Nearly one in 500 newborn babies are addicted to drugs because their mother misused substances during pregnancy, figures revealed.

The BBC sent a Freedom of Information request to 72 NHS hospital trusts in England. The responses showed that on average 0.2 percent of babies in each trust were born with neonatal abstinence syndrome (NAS).

NAS occurs when the baby’s mother has been taking an addictive substance during pregnancy. Often associated with heroin, methadone, and codeine, the baby is born dependent on the drug and may suffer from withdrawal symptoms including problems with feeding and sleeping, a high temperature, slow weight gain, trembling and vomiting.

The BBC’s investigation showed that the problem was worse in some areas of England than others. In 2015, one percent of babies born at Bedford Hospital showed symptoms of NAS, compared to just one in 5,000 at Leicester General Hospital.

In Leeds, the condition affected around one in 250 babies born in the city.

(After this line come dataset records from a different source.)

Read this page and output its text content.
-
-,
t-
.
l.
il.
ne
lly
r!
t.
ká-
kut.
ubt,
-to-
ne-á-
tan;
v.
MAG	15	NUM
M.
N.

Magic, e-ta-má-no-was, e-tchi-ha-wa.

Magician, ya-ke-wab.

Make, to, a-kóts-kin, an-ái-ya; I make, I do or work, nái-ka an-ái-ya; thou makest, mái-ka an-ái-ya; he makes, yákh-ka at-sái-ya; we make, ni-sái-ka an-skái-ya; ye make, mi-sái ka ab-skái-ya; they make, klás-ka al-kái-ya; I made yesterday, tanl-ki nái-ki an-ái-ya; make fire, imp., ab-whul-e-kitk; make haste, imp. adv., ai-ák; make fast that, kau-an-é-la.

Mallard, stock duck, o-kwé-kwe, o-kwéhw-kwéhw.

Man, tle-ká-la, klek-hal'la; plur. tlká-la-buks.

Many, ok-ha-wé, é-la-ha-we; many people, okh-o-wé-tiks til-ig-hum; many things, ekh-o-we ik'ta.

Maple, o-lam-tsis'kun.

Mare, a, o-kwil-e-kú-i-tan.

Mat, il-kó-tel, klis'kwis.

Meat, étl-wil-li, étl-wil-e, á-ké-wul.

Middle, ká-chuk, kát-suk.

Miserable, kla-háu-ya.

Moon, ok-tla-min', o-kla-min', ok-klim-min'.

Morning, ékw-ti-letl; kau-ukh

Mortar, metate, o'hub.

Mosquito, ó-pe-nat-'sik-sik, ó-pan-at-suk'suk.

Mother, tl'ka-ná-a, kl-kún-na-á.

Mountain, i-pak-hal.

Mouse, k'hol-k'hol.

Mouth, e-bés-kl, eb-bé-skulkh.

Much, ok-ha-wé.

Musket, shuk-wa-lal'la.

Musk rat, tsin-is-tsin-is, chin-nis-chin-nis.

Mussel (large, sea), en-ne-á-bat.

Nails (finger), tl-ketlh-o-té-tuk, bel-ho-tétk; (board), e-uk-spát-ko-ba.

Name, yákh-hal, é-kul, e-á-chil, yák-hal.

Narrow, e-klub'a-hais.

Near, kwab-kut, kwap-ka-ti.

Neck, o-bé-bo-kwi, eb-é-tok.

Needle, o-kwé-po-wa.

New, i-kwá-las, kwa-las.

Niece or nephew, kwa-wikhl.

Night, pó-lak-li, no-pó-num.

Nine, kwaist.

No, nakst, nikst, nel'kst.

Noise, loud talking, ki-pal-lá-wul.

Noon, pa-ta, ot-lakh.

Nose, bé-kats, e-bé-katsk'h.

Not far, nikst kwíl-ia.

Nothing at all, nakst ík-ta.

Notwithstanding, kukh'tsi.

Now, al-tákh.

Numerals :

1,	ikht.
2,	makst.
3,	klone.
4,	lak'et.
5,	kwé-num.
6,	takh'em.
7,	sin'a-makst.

Pregnant addicts given additional support

If midwives suspect a pregnant woman is abusing drugs, they may ask her to take a drugs test. The mum-to-be may then be referred to a specialist midwife and given additional support throughout her pregnancy.

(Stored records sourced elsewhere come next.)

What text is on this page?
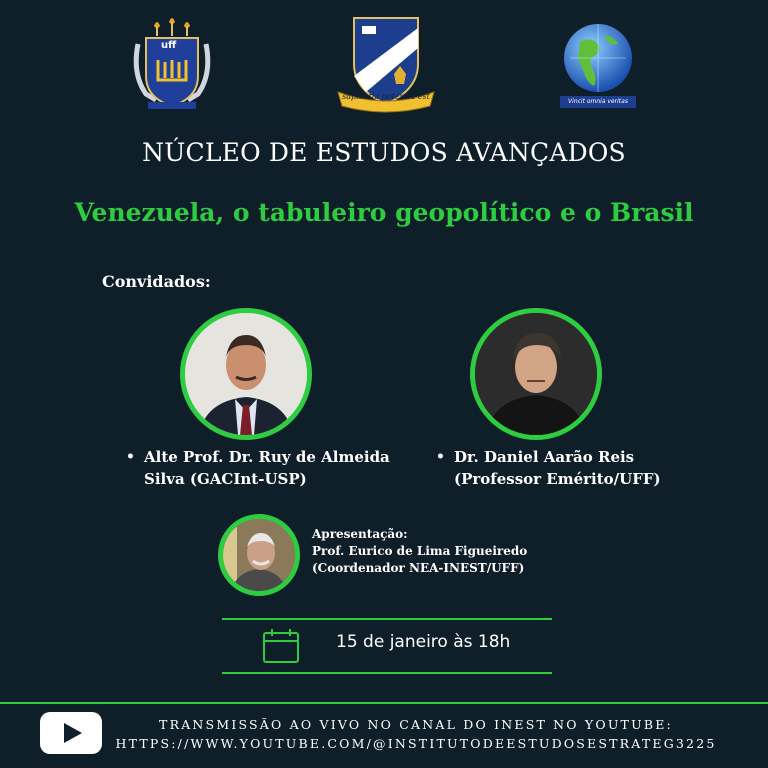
uff
sapientia potentia est
Vincit omnia veritas
NÚCLEO DE ESTUDOS AVANÇADOS
Venezuela, o tabuleiro geopolítico e o Brasil
Convidados:
• Alte Prof. Dr. Ruy de Almeida
Silva (GACInt-USP)
• Dr. Daniel Aarão Reis
(Professor Emérito/UFF)
Apresentação:
Prof. Eurico de Lima Figueiredo
(Coordenador NEA-INEST/UFF)
15 de janeiro às 18h
TRANSMISSÃO AO VIVO NO CANAL DO INEST NO YOUTUBE:
HTTPS://WWW.YOUTUBE.COM/@INSTITUTODEESTUDOSESTRATEG3225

However, drug users are less likely to attend antenatal appointments and may attempt to hide substance misuse because they are frightened their baby might end up being taken into care.

Official figures estimate that one in 100 pregnant women are problem drug users, while another one percent have issues with alcohol dependency. The main drug abused by pregnant women is heroin and expectant mums may be prescribed methadone to help them overcome their addiction.